タイ・ジェロームもスコッティ・ピッペンJr.もケガでいまだ今シーズンの出場がなく、ポイントガードのポジションが壊滅状態。それでもビンス・ウィリアムズJr.とキャム・スペンサーがその穴を埋めている。
この試合ではウィリアムズJr.が先発するもターンオーバーが多く、プレータイムは16分に留まった。それでも後を継いだスペンサーがセカンドユニットを引っ張り、ブレイザーズに対して優位を作り出す。
とはいえ、好調時のモラントのような『特別な何か』を生み出す力は彼らにはない。今のグリズリーズは派手なプレーで観客を魅了するのではなく、全員でディフェンスを頑張って勝機を引き寄せるチームだ。ジェイレン・ウェルズは16得点を記録したが、試合後に語ったのはオフェンスではなくディフェンスの意識だった。
「ディフェンスは努力次第だ。僕たちは勝つために必要なだけの努力を見せた。ディフェンスに意識を集中させ、相手のベストプレーヤーを疲れさせる。スイッチができて、誰がマークしても相手のベストプレーヤーを守れることが自分たちの大きな武器だと理解しているんだ」
指揮官トゥオマス・イーサロも「今日のディフェンスには満足している」と語る。「良いチームはシュートが決まらない日でも勝つ。今日の我々はそういうチームだったし、これからもそれを大事にしたい。シュートにはバラつきがあるが、ディフェンスやリバウンドのバラつきははるかに少ない。そこをベースに戦うチームでありたい」
具体的にブレイザーズのどこを抑えたのか、そのポイントをイーサロはこう説明する。「スモールラインナップのチームに対し、トランジションの機会を与えなかった。ファウルドローやキックアウトを狙うドライバーのリムアタックを上手く受け止め、ターンオーバーを引き出し、リバウンドでも優位に立った。全員が1本の糸で繋がったような連動したディフェンスができた」
ブレイザーズでドライブから攻めの起点となるデニ・アブディヤからは5、シェイドン・シャープからは6のターンオーバーを誘発。フリースローも18本しか与えず、その一方でグリズリーズは39本を得た。

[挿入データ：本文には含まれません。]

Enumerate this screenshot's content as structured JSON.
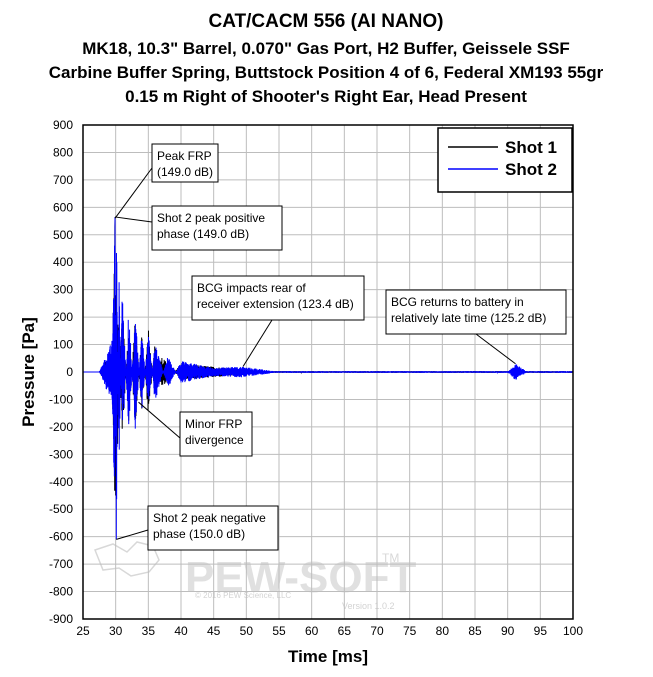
{
  "chart_data": {
    "type": "line",
    "title_lines": [
      "CAT/CACM 556 (AI NANO)",
      "MK18, 10.3\" Barrel, 0.070\" Gas Port, H2 Buffer, Geissele SSF",
      "Carbine Buffer Spring, Buttstock Position 4 of 6, Federal XM193 55gr",
      "0.15 m Right of Shooter's Right Ear, Head Present"
    ],
    "xlabel": "Time [ms]",
    "ylabel": "Pressure [Pa]",
    "xlim": [
      25,
      100
    ],
    "ylim": [
      -900,
      900
    ],
    "x_ticks": [
      "25",
      "30",
      "35",
      "40",
      "45",
      "50",
      "55",
      "60",
      "65",
      "70",
      "75",
      "80",
      "85",
      "90",
      "95",
      "100"
    ],
    "y_ticks": [
      "900",
      "800",
      "700",
      "600",
      "500",
      "400",
      "300",
      "200",
      "100",
      "0",
      "-100",
      "-200",
      "-300",
      "-400",
      "-500",
      "-600",
      "-700",
      "-800",
      "-900"
    ],
    "grid": true,
    "legend_position": "top-right",
    "series": [
      {
        "name": "Shot 1",
        "color": "#000000",
        "description_points": [
          [
            27.5,
            0
          ],
          [
            29.5,
            80
          ],
          [
            29.9,
            560
          ],
          [
            30.0,
            -450
          ],
          [
            30.3,
            300
          ],
          [
            31,
            -260
          ],
          [
            32,
            180
          ],
          [
            33,
            -200
          ],
          [
            34,
            150
          ],
          [
            35,
            -160
          ],
          [
            36,
            100
          ],
          [
            37,
            -60
          ],
          [
            40,
            30
          ],
          [
            49.5,
            10
          ],
          [
            55,
            0
          ],
          [
            100,
            0
          ]
        ]
      },
      {
        "name": "Shot 2",
        "color": "#0000ff",
        "description_points": [
          [
            27.5,
            0
          ],
          [
            29.5,
            120
          ],
          [
            29.9,
            565
          ],
          [
            30.1,
            -610
          ],
          [
            30.5,
            380
          ],
          [
            31,
            -300
          ],
          [
            32,
            230
          ],
          [
            33,
            -220
          ],
          [
            34,
            160
          ],
          [
            35,
            -150
          ],
          [
            36,
            110
          ],
          [
            38,
            -60
          ],
          [
            40,
            40
          ],
          [
            45,
            15
          ],
          [
            49.5,
            20
          ],
          [
            55,
            0
          ],
          [
            90,
            0
          ],
          [
            91.2,
            30
          ],
          [
            93,
            0
          ],
          [
            100,
            0
          ]
        ]
      }
    ],
    "annotations": [
      {
        "id": "peak-frp",
        "lines": [
          "Peak FRP",
          "(149.0 dB)"
        ],
        "x": 29.9,
        "y": 560
      },
      {
        "id": "shot2-positive",
        "lines": [
          "Shot 2 peak positive",
          "phase (149.0 dB)"
        ],
        "x": 29.9,
        "y": 565
      },
      {
        "id": "bcg-impact",
        "lines": [
          "BCG impacts rear of",
          "receiver extension (123.4 dB)"
        ],
        "x": 49.5,
        "y": 20
      },
      {
        "id": "bcg-return",
        "lines": [
          "BCG returns to battery in",
          "relatively late time (125.2 dB)"
        ],
        "x": 91.2,
        "y": 30
      },
      {
        "id": "minor-frp",
        "lines": [
          "Minor FRP",
          "divergence"
        ],
        "x": 33.5,
        "y": -110
      },
      {
        "id": "shot2-negative",
        "lines": [
          "Shot 2 peak negative",
          "phase (150.0 dB)"
        ],
        "x": 30.1,
        "y": -610
      }
    ]
  },
  "watermark": {
    "brand": "PEW-SOFT",
    "trademark": "TM",
    "copyright": "© 2016 PEW Science, LLC",
    "version": "Version 1.0.2"
  }
}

「他にも良い要素はいくつかあるが、必要な時にエネルギーと集中力、チームワークで一段階レベルを引き上げることができた。これは非常に良い兆候だ」とイーサロは語った。
フィールドゴール成功率は45.0%で、3ポイントシュート成功率は29.0%と低調だったが、それでもディフェンスで守り勝つことができた。シュートタッチが好調だった唯一の選手はサンティ・アルダマだ。

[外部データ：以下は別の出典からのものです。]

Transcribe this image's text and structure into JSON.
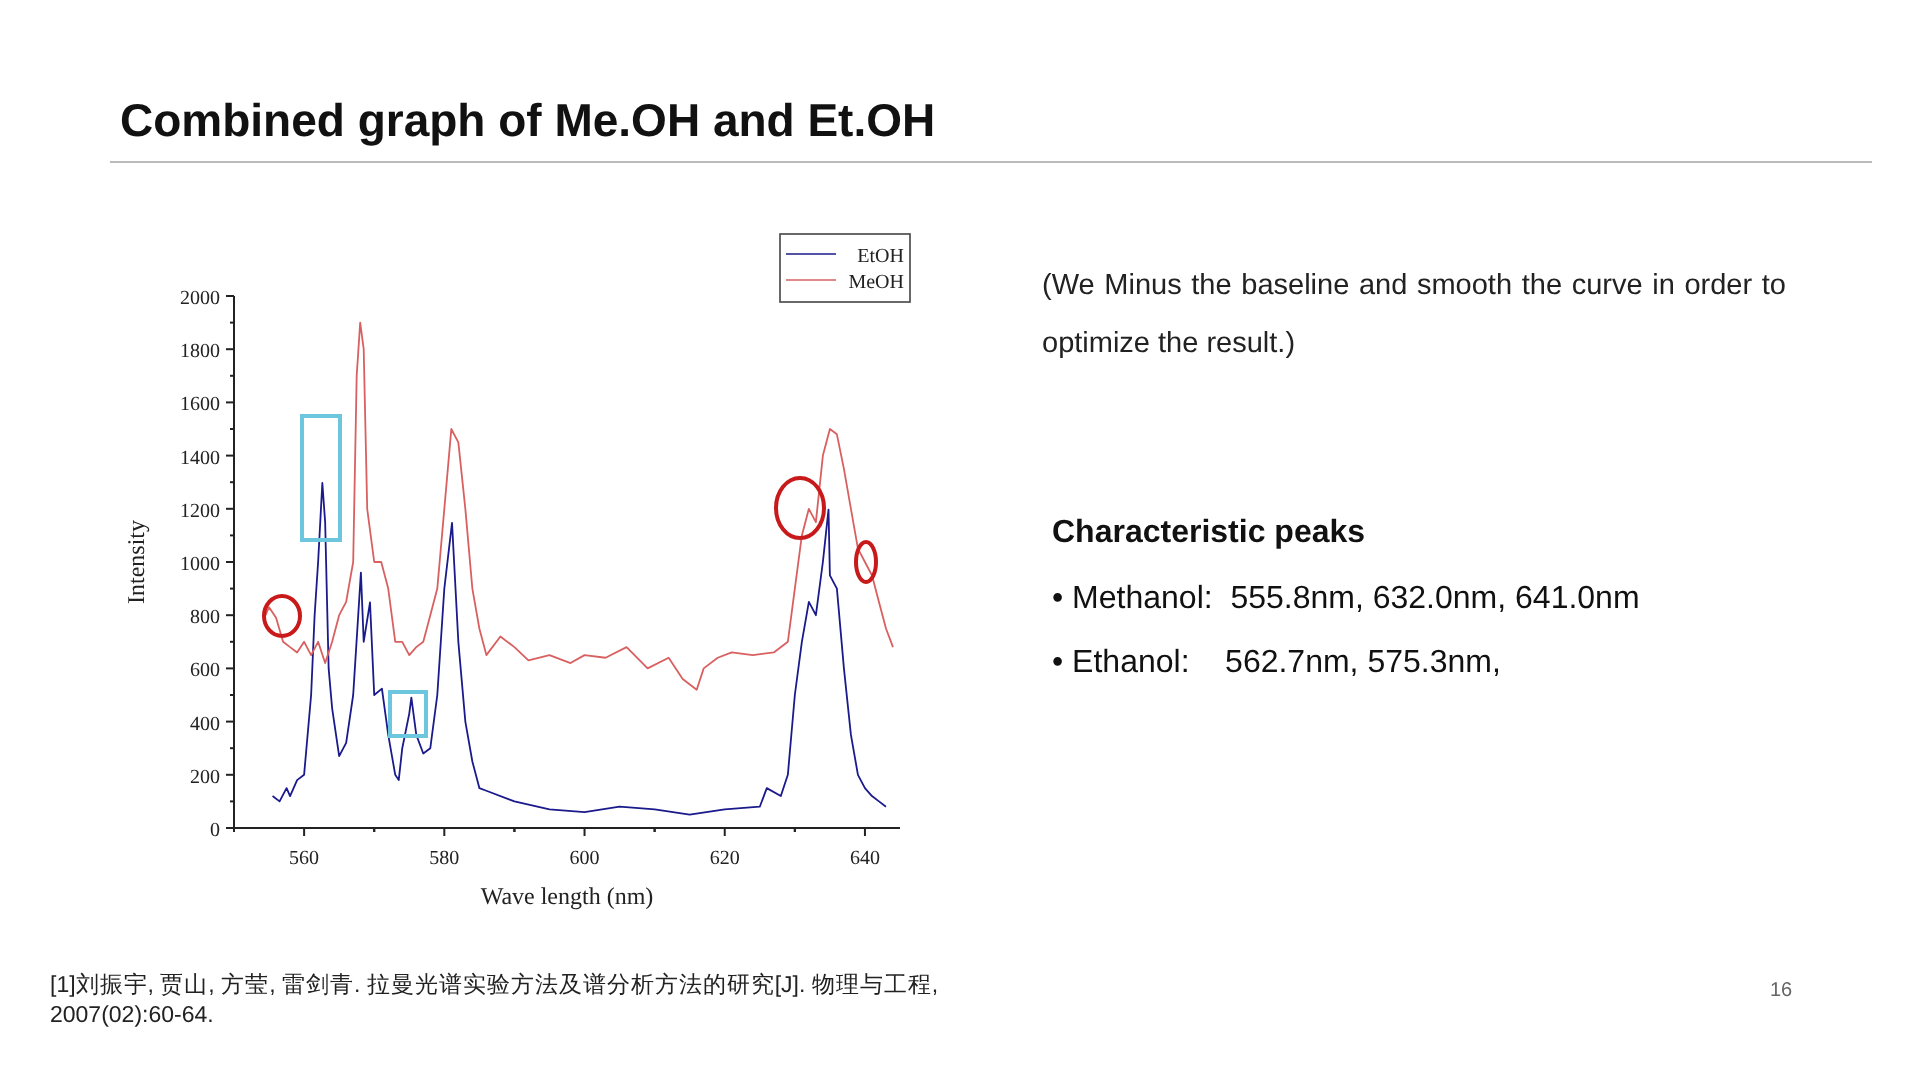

NBA5年目の今シーズンは苦戦が目立つアルダマだが、この試合ではフィールドゴール11本中7本、3ポイントシュート成功3本の22得点を記録。その彼もまた、最初に語ったのはディフェンスだった。「ゲームプラン、コミュニケーション、規律。その3つに僕たちは集中している。良い仕事ができたと思うけど、自分たちに高い水準を課しているから、まだまだ改善できると思っている」
これで11勝13敗、勝率5割が見えてきた。ここからグリズリーズは、シーズン中には貴重な中4日の休養期間を得られる。現地12日のジャズ戦からはモラントも復帰できそうだ。ディフェンスファーストの好調を維持しつつモラントの爆発力を加えることができれば、グリズリーズは本格的に波に乗る可能性がある。